I couldn't have managed all by myself, dh took the two year old most nights, and when he had to leave early in the morning for work it was awful. Hormones and sleep deprivation just make the feelings of failure and being overwhelmed worse.

It passes eventually, but it's dire going through it.

Get as much practical help as you can. Don't beat yourself up, you are in fact doing great, and other people aren't doing everything right while you're doing everything wrong-it just feels that way because you're in sleep deprived hell.

Good luckBrewCakeFlowers

Outnotdown · 31/07/2017 20:08

P.s.just wanted to add, your life will be better than it was before, once your baba is a bit older Smile

upperlimit · 31/07/2017 20:34

When my ds1 was 22 months and my ds2 was a newborn we all ended up in the same bed, so we bought a bloody enormous bed and dh often ended up in the spare room.

Breastfeeding ds2 helped because I could have a boob in his mouth before he realised he was awake got to crying. This meant that everyone got more sleep but it never looked like a routine.

This wasn't an ideal solution. It meant that ds2 didn't sleep through for ages. But for me, the priority was sanity and, for me, that meant nighttimes that were manageable and with as little stress as possible when we were in the thick of things.
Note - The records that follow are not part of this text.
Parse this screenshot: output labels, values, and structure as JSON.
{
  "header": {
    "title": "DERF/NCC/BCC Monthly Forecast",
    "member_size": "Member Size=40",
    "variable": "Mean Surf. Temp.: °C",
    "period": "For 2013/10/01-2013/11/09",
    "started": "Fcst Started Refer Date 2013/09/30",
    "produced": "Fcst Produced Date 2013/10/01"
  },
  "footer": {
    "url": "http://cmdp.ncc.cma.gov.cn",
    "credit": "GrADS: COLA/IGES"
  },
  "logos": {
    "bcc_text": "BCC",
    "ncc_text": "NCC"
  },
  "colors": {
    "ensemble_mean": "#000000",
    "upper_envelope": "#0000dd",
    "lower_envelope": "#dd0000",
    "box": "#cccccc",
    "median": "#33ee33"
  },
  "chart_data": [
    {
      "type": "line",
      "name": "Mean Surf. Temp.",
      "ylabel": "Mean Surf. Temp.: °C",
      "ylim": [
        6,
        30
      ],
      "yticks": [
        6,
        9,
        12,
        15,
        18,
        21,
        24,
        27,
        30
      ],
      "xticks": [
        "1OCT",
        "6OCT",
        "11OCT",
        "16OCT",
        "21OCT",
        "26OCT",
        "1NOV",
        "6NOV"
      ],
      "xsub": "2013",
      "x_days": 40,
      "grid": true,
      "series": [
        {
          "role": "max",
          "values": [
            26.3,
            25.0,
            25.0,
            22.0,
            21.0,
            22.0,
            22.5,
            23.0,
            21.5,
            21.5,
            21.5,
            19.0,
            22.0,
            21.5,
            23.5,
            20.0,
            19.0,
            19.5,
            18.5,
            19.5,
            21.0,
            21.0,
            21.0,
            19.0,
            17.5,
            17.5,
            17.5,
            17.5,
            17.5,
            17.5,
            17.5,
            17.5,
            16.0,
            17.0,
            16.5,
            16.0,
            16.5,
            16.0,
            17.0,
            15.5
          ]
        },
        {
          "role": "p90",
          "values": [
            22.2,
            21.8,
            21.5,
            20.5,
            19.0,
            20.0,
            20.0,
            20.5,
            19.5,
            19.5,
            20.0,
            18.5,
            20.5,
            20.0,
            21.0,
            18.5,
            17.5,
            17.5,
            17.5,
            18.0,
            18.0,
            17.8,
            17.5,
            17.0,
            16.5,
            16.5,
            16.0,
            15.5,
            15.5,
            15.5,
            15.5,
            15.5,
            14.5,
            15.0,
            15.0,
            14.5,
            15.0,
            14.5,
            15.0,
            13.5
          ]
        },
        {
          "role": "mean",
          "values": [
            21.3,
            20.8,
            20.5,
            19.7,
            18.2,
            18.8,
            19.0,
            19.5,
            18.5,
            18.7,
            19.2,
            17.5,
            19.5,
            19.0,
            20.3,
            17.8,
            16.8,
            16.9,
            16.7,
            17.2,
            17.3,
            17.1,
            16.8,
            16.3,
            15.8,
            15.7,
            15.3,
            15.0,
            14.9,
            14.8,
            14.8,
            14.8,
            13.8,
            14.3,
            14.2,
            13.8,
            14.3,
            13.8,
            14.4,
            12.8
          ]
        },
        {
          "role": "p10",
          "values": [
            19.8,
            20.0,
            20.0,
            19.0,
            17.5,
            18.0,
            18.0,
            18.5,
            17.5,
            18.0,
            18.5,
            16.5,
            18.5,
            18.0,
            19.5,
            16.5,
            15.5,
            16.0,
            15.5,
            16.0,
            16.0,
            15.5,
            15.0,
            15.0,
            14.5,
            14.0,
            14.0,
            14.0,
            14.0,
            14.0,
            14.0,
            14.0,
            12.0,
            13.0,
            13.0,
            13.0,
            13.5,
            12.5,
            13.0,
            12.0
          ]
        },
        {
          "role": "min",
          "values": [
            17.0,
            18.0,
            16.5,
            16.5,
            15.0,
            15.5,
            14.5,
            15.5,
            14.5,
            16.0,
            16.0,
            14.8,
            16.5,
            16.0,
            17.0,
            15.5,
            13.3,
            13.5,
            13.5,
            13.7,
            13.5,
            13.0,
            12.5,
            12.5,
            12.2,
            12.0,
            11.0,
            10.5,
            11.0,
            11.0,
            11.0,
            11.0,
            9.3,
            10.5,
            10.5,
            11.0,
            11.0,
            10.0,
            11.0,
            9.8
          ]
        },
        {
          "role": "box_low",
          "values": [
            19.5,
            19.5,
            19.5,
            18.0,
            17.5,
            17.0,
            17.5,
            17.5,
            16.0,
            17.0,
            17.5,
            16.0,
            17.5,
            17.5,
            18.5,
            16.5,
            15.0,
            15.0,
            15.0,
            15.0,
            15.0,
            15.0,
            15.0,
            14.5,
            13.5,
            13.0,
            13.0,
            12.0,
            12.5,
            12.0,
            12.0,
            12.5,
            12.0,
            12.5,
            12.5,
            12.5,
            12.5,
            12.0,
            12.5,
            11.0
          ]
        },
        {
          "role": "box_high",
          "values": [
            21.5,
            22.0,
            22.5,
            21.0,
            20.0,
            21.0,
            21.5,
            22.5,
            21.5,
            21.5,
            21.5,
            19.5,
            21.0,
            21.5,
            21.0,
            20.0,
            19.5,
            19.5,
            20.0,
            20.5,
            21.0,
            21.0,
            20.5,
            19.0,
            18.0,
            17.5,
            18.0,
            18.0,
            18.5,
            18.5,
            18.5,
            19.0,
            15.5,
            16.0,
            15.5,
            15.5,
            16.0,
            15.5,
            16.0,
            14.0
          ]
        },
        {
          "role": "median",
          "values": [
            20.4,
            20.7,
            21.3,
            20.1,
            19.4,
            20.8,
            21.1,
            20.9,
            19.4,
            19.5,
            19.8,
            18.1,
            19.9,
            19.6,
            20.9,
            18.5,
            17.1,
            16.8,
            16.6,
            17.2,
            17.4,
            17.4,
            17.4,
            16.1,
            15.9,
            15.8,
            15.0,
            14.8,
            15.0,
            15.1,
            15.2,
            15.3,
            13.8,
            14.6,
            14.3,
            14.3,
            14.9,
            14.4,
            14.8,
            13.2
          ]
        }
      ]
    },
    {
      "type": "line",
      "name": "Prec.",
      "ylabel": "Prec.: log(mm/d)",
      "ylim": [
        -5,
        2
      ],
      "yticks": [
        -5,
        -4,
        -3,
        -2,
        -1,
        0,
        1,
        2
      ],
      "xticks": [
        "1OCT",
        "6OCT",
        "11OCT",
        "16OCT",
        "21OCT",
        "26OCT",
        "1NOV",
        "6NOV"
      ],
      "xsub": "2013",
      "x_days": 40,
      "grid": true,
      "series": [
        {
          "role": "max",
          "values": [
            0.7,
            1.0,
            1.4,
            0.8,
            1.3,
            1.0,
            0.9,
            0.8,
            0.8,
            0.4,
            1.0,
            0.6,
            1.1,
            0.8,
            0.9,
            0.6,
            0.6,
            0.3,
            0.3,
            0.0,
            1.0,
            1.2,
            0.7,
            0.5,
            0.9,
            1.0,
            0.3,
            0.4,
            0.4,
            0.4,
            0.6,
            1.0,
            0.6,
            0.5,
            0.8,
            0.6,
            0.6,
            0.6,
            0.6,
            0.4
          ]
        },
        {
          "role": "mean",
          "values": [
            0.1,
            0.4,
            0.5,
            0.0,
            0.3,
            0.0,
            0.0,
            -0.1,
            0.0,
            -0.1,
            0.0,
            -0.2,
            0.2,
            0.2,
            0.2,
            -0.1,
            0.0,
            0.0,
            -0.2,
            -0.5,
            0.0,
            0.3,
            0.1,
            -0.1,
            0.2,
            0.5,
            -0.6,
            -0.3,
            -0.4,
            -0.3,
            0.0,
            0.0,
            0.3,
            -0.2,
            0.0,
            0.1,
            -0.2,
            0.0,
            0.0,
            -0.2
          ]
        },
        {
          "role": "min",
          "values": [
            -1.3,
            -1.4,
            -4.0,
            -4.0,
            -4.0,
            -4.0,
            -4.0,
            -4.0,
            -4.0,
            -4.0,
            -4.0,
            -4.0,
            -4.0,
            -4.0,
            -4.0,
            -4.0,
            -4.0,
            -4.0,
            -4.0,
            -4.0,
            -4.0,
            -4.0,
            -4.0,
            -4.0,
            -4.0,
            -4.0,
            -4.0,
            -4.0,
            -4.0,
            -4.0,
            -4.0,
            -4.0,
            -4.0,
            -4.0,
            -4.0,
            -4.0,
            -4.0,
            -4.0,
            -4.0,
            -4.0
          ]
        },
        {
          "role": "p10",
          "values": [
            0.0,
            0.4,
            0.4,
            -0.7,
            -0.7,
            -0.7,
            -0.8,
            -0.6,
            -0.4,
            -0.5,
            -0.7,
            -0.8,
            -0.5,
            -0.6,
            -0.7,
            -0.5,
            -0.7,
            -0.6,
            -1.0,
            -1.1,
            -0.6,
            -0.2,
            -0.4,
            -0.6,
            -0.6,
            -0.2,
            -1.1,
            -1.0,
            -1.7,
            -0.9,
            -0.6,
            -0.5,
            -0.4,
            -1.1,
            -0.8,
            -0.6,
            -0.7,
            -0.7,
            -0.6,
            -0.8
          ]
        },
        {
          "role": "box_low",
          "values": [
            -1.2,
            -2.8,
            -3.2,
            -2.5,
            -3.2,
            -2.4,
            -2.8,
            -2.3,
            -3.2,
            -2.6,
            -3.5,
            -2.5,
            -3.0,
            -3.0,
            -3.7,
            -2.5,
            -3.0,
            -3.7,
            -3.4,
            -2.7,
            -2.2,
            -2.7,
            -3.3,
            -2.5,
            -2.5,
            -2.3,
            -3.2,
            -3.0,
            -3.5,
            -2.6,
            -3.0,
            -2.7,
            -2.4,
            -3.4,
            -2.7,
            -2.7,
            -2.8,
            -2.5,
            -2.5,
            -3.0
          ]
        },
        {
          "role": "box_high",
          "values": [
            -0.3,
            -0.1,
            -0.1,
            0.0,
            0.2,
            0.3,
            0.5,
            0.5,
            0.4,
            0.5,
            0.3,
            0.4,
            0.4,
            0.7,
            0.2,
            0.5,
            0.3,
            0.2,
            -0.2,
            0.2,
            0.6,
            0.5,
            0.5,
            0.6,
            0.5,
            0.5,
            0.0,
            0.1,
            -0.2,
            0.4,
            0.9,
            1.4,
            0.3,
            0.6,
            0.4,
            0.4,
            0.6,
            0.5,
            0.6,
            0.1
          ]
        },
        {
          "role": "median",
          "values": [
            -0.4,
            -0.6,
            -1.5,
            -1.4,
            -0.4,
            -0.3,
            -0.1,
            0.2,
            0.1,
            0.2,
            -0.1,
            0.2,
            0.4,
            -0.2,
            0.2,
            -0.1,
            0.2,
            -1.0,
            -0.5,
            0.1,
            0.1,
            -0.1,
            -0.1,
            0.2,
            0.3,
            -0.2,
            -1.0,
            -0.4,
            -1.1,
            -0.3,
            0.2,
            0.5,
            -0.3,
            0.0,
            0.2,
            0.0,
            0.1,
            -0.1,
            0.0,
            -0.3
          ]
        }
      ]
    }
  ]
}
Later, bit by bit, ds1 learnt to sleep through the night in his own room and much later, so did ds2.

It feels hard because it is hard. It does get better. As a starting point, please give yourself a break.
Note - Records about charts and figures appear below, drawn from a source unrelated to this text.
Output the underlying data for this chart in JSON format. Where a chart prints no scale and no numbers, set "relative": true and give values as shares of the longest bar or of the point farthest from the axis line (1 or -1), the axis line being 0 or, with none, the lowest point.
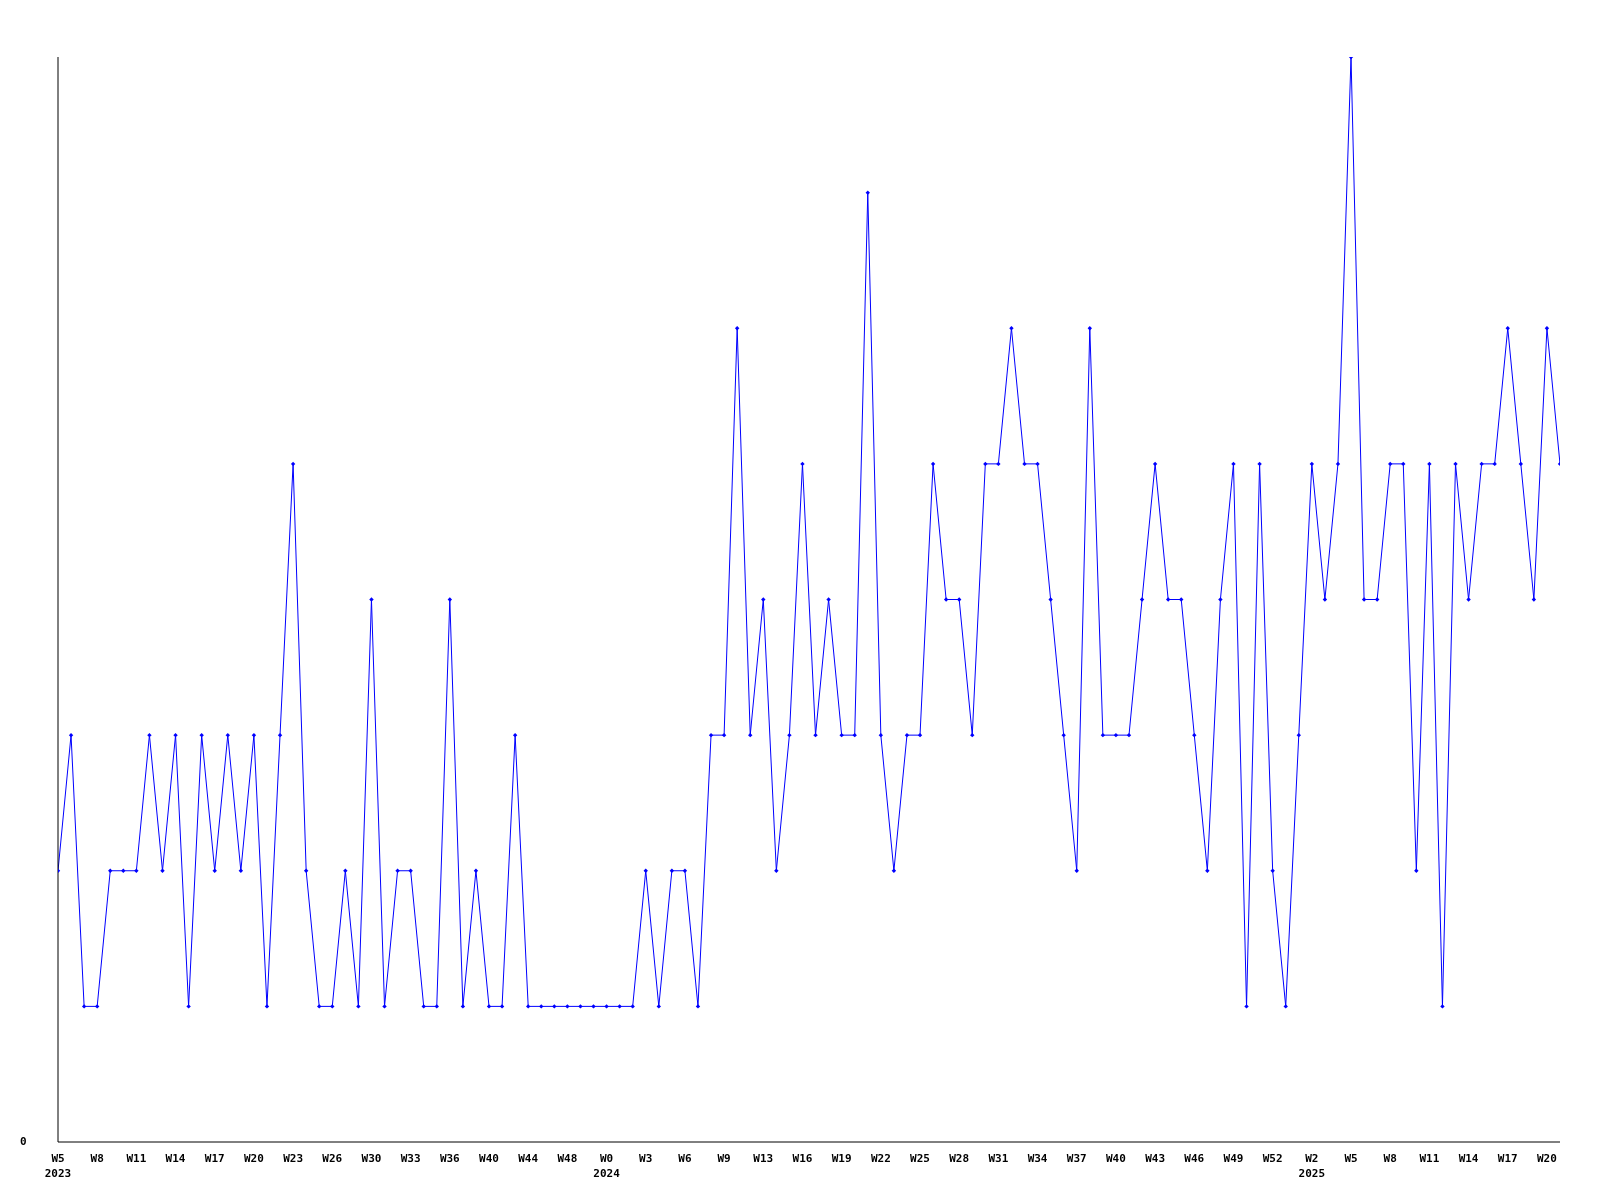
{
  "chart_data": {
    "type": "line",
    "relative": true,
    "annotations": [
      "0"
    ],
    "grid": false,
    "legend": false,
    "marker": "diamond",
    "line_style": "solid",
    "categories": [
      "W5\n2023",
      null,
      null,
      "W8",
      null,
      null,
      "W11",
      null,
      null,
      "W14",
      null,
      null,
      "W17",
      null,
      null,
      "W20",
      null,
      null,
      "W23",
      null,
      null,
      "W26",
      null,
      null,
      "W30",
      null,
      null,
      "W33",
      null,
      null,
      "W36",
      null,
      null,
      "W40",
      null,
      null,
      "W44",
      null,
      null,
      "W48",
      null,
      null,
      "W0\n2024",
      null,
      null,
      "W3",
      null,
      null,
      "W6",
      null,
      null,
      "W9",
      null,
      null,
      "W13",
      null,
      null,
      "W16",
      null,
      null,
      "W19",
      null,
      null,
      "W22",
      null,
      null,
      "W25",
      null,
      null,
      "W28",
      null,
      null,
      "W31",
      null,
      null,
      "W34",
      null,
      null,
      "W37",
      null,
      null,
      "W40",
      null,
      null,
      "W43",
      null,
      null,
      "W46",
      null,
      null,
      "W49",
      null,
      null,
      "W52",
      null,
      null,
      "W2\n2025",
      null,
      null,
      "W5",
      null,
      null,
      "W8",
      null,
      null,
      "W11",
      null,
      null,
      "W14",
      null,
      null,
      "W17",
      null,
      null,
      "W20",
      null
    ],
    "series": [
      {
        "color": "#0000ff",
        "values": [
          0.25,
          0.375,
          0.125,
          0.125,
          0.25,
          0.25,
          0.25,
          0.375,
          0.25,
          0.375,
          0.125,
          0.375,
          0.25,
          0.375,
          0.25,
          0.375,
          0.125,
          0.375,
          0.625,
          0.25,
          0.125,
          0.125,
          0.25,
          0.125,
          0.5,
          0.125,
          0.25,
          0.25,
          0.125,
          0.125,
          0.5,
          0.125,
          0.25,
          0.125,
          0.125,
          0.375,
          0.125,
          0.125,
          0.125,
          0.125,
          0.125,
          0.125,
          0.125,
          0.125,
          0.125,
          0.25,
          0.125,
          0.25,
          0.25,
          0.125,
          0.375,
          0.375,
          0.75,
          0.375,
          0.5,
          0.25,
          0.375,
          0.625,
          0.375,
          0.5,
          0.375,
          0.375,
          0.875,
          0.375,
          0.25,
          0.375,
          0.375,
          0.625,
          0.5,
          0.5,
          0.375,
          0.625,
          0.625,
          0.75,
          0.625,
          0.625,
          0.5,
          0.375,
          0.25,
          0.75,
          0.375,
          0.375,
          0.375,
          0.5,
          0.625,
          0.5,
          0.5,
          0.375,
          0.25,
          0.5,
          0.625,
          0.125,
          0.625,
          0.25,
          0.125,
          0.375,
          0.625,
          0.5,
          0.625,
          1,
          0.5,
          0.5,
          0.625,
          0.625,
          0.25,
          0.625,
          0.125,
          0.625,
          0.5,
          0.625,
          0.625,
          0.75,
          0.625,
          0.5,
          0.75,
          0.625
        ]
      }
    ]
  }
}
SomePeopleAreSoCheeky · 31/07/2017 20:35

OP you are not a failure, you have a brand new baby, a toddler and another child and as well as being sleep deprived, you've got massive amounts of hormones wreaking havoc on your body!
Do call the Dr, even if you just end up talking until you feel better it's worth it - I did exactly that with my first, he was about 10 days old and I was having panic attacks and couldn't sleep etc and that was awful, talking to the Dr really helped and having my DH come to the appointment with me so he could see how I was feeling also really helped too.
You're still in the very early days, it's an adjustment for everyone and it will take time. Do what you have to do to get some sleep (I still co-sleep with mine and he's nearly 2) we've had a bedtime routine for about 15 months and he knows it well but he still wakes in the night and honestly, it's easier to just let him come in with us because we know he will sleep so we can sleep too.
If you haven't got a routine yet, maybe think about it, ours is very simple (bath, PJ's, teeth, story, lights out) but he knows what is going to happen when we go upstairs so we don't have battles to get him to sleep in his own bed at the beginning of the night, and he's sleeping longer and longer on his own.
You've not failed, or any of the things you are worried about you just need a bit of help and support, and the anxiety about your OH going back to work is probably not helping as the worry about what you'll do when you're completely on your own. The answer is you survive each day, some days will be great and others you'll spend it in your PJ's eating cereal from a packet - none of this is failing, it's making it through and after making it through enough you'll find you know what you're doing and you'll figure out what works for you.
Not sure if this is helpful, but know you aren't alone, there is always support available! FlowersCake

TestingTestingWonTooFree · 31/07/2017 20:41

You poor thing, it's really early days, it'll get better. Do you have any friends who can help out a bit when DP is back in work? Otherwise can you and the two little ones just go to bed early together for now?